Plant-based and lab-grown meats are revolutionizing the food industry. But an even more high-tech nourishment has been proposed by a local lawmaker, which the secretary of the Department of Science and Technology said he will look into.
The only question is if the so-called food pill from Sagip party-list Representative Rodante Marcoleta would be palatable to Filipinos. Of course, his proposal is not new as food pills were among the meals of American astronauts who traveled to the moon in 1969. Eaters may find the no-cook gustable.
In case the DoST comes up with such innovative food, it may also revolutionize the pharmaceutical industry with drugstores selling sinigang or tinola capsule or rice topping tablets. Until then, people will just cook the usual way, like how TikTok vlogger Rosie Grant does it.
Grant shows her cooking and baked pastries on her TikTok page @ghostlyarchive using borrowed, instead of her own, recipes.
With her spritz cookies, snickerdoodles, fudge, meatloaf, mac and cheese, Taco Bell Crunchwrap Supreme and others, Grant has amassed 4.7 million likes and 114,400 followers on TikTok in a short period of time, CBS News reported.

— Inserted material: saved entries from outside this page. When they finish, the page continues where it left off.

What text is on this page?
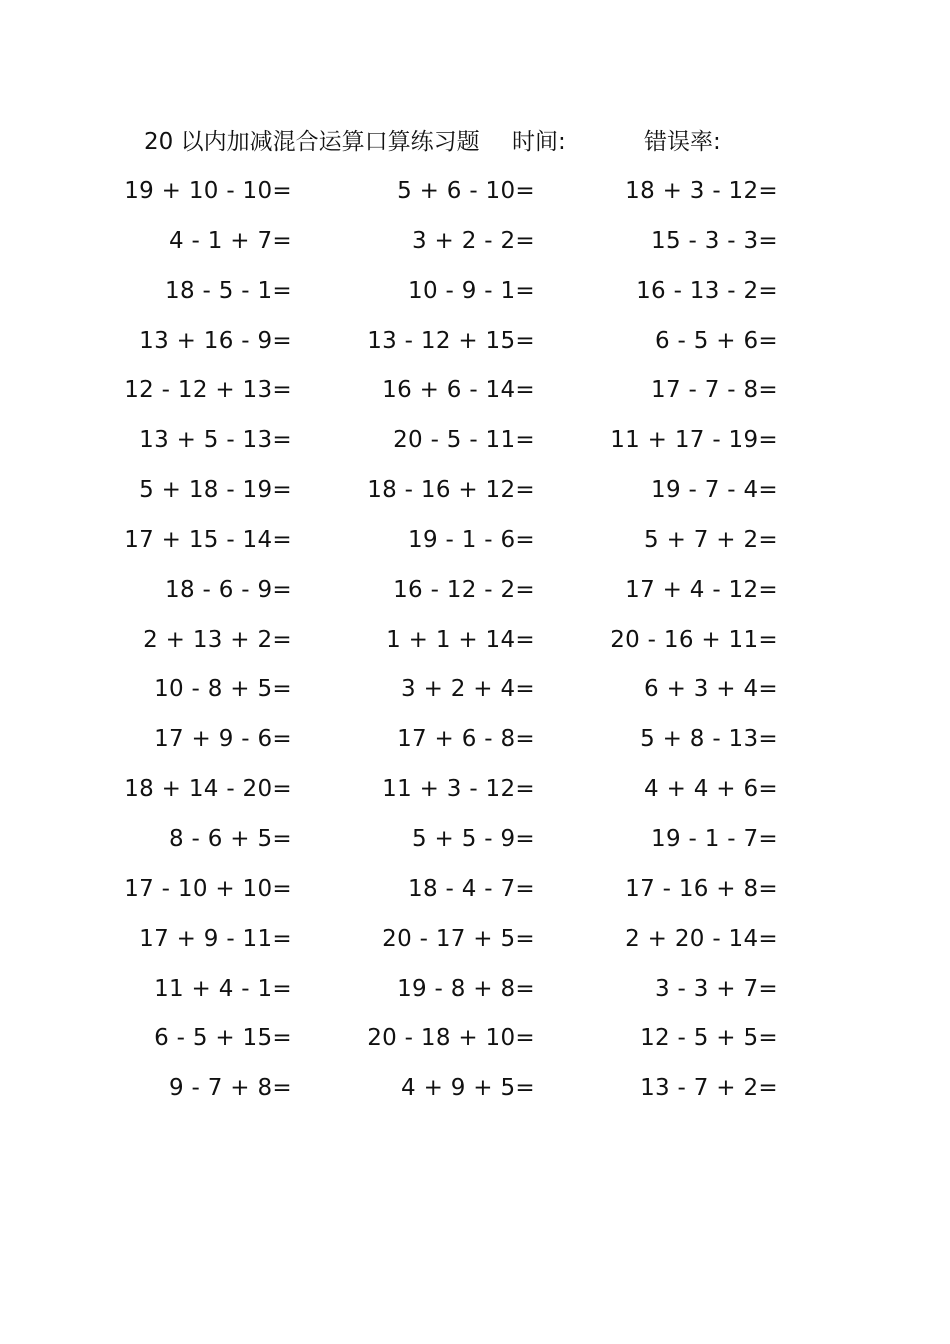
20 以内加减混合运算口算练习题 时间:	错误率:
19 + 10 - 10=	5 + 6 - 10=	18 + 3 - 12=
4 - 1 + 7=	3 + 2 - 2=	15 - 3 - 3=
18 - 5 - 1=	10 - 9 - 1=	16 - 13 - 2=
13 + 16 - 9=	13 - 12 + 15=	6 - 5 + 6=
12 - 12 + 13=	16 + 6 - 14=	17 - 7 - 8=
13 + 5 - 13=	20 - 5 - 11=	11 + 17 - 19=
5 + 18 - 19=	18 - 16 + 12=	19 - 7 - 4=
17 + 15 - 14=	19 - 1 - 6=	5 + 7 + 2=
18 - 6 - 9=	16 - 12 - 2=	17 + 4 - 12=
2 + 13 + 2=	1 + 1 + 14=	20 - 16 + 11=
10 - 8 + 5=	3 + 2 + 4=	6 + 3 + 4=
17 + 9 - 6=	17 + 6 - 8=	5 + 8 - 13=
18 + 14 - 20=	11 + 3 - 12=	4 + 4 + 6=
8 - 6 + 5=	5 + 5 - 9=	19 - 1 - 7=
17 - 10 + 10=	18 - 4 - 7=	17 - 16 + 8=
17 + 9 - 11=	20 - 17 + 5=	2 + 20 - 14=
11 + 4 - 1=	19 - 8 + 8=	3 - 3 + 7=
6 - 5 + 15=	20 - 18 + 10=	12 - 5 + 5=
9 - 7 + 8=	4 + 9 + 5=	13 - 7 + 2=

Her followers, who relate to her posts, are a testament not only of her baking skills but also of the delightfulness of the recipes that she copied from gravestones.
Grant found that there are recipes etched onto family gravestones in cemeteries, like the spritz cookies recipe on the dead Naomi Miller-Dawson, according to CBS News.
For those wondering why recipes are etched on gravestones, the reason is basically the same as other messages on other tombstones.
They simply wanted to be remembered through their baked goodies, according to Grant.